Absolute conic: The conic that in a Euclidean coordinate system has equations T=X²+Y²+Z²=0, in homogeneous coordinates. Thus it lies at the plane at infinity.

Absolute quadric: The set of planes tangent to the absolute conic. The homogeneous coordinates of these planes have equation U²+V²+W²=0.

Autocalibration: Literally, obtainment of the extrinsic parameters (positions and orientation) and intrinsic parameters (pixel shape, focal length, principal point) of a set of cameras on the exclusive basis of images taken with them. Equally often it has this more specific meaning.

Homography:  A geometric transformation  that,  in homogenous coordinates, is given  by the multiplication of the coordinate vector of each point by a regular matrix.

Homogeneous coordinates: The homogeneous coordinates of a spatial point of affine coordinates (X,Y,Z) are (X,Y,Z,1) or any non-null proportional vector. In homogeneous coordinates we also have points at infinity, corresponding to the set of lines parallel to a given line. If these lines have direction vector (A,B,C), the associated point has homogeneous coordinates (A,B,C,0).
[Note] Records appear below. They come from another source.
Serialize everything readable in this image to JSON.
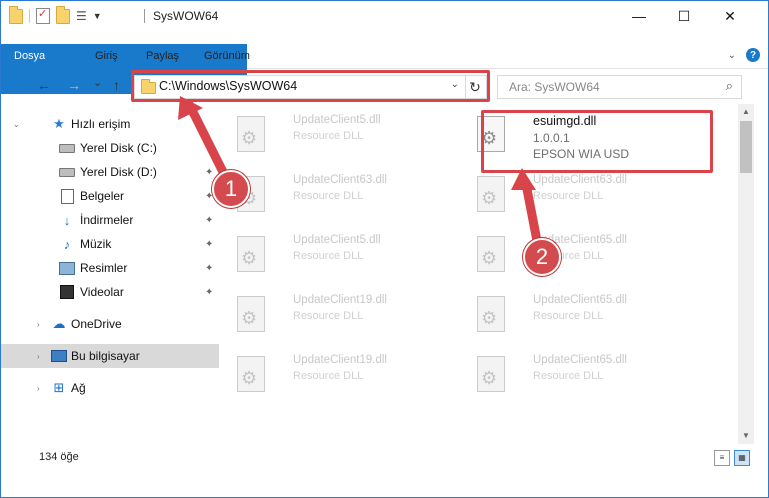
{
  "window": {
    "title": "SysWOW64",
    "minimize": "—",
    "maximize": "☐",
    "close": "✕"
  },
  "ribbon": {
    "tabs": [
      "Dosya",
      "Giriş",
      "Paylaş",
      "Görünüm"
    ],
    "expand_icon": "chevron-down-icon",
    "help_label": "?"
  },
  "nav": {
    "back": "←",
    "forward": "→",
    "recent": "⌄",
    "up": "↑",
    "address": "C:\\Windows\\SysWOW64",
    "refresh": "↻",
    "search_placeholder": "Ara: SysWOW64",
    "search_icon": "⌕"
  },
  "sidebar": {
    "items": [
      {
        "label": "Hızlı erişim",
        "icon": "star-icon"
      },
      {
        "label": "Yerel Disk (C:)",
        "icon": "drive-icon"
      },
      {
        "label": "Yerel Disk (D:)",
        "icon": "drive-icon"
      },
      {
        "label": "Belgeler",
        "icon": "documents-icon"
      },
      {
        "label": "İndirmeler",
        "icon": "download-icon"
      },
      {
        "label": "Müzik",
        "icon": "music-icon"
      },
      {
        "label": "Resimler",
        "icon": "pictures-icon"
      },
      {
        "label": "Videolar",
        "icon": "videos-icon"
      },
      {
        "label": "OneDrive",
        "icon": "cloud-icon"
      },
      {
        "label": "Bu bilgisayar",
        "icon": "computer-icon",
        "selected": true
      },
      {
        "label": "Ağ",
        "icon": "network-icon"
      }
    ]
  },
  "files": {
    "left_column": [
      {
        "name": "UpdateClient5.dll",
        "desc": "Resource DLL"
      },
      {
        "name": "UpdateClient63.dll",
        "desc": "Resource DLL"
      },
      {
        "name": "UpdateClient5.dll",
        "desc": "Resource DLL"
      },
      {
        "name": "UpdateClient19.dll",
        "desc": "Resource DLL"
      },
      {
        "name": "UpdateClient19.dll",
        "desc": "Resource DLL"
      }
    ],
    "right_column": [
      {
        "name": "esuimgd.dll",
        "version": "1.0.0.1",
        "desc": "EPSON WIA USD"
      },
      {
        "name": "UpdateClient63.dll",
        "desc": "Resource DLL"
      },
      {
        "name": "UpdateClient65.dll",
        "desc": "Resource DLL"
      },
      {
        "name": "UpdateClient65.dll",
        "desc": "Resource DLL"
      },
      {
        "name": "UpdateClient65.dll",
        "desc": "Resource DLL"
      }
    ]
  },
  "status": {
    "item_count": "134 öğe"
  },
  "annotations": {
    "step1": "1",
    "step2": "2",
    "color": "#d9444a"
  }
}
Euclidean homogeneous coordinates are those that result from a Euclidean reference.

Horopter curve: The set of 3D points that project onto two points of identical coordinates in two cameras. It is a cubic curve that intersects the plane at infinity at two points of the absolute conic plus a third point which is the pole with respect to the absolute conic of the line given by the other two.

Absolute line quadric: The set of lines that intersect the absolute conic. In (suitable) Euclidean Plücker coordinates it is given by the equation A1²+A2²+A3²=0.

Plane at infinity: The set of points that, in Euclidean homogeneous coordinates, have equation T=0.

Plücker coordinates: Lines in space (projective 3-space P³) form a 4-dimensional space and can be represented in algebraic geometry by six homogeneous coordinates satisfying a quadratic constraint (i.e., by points in P⁵ that lie on Klein's quadric).

Projective reconstruction: A 3D reconstruction that differs from the original one by a spatial homography.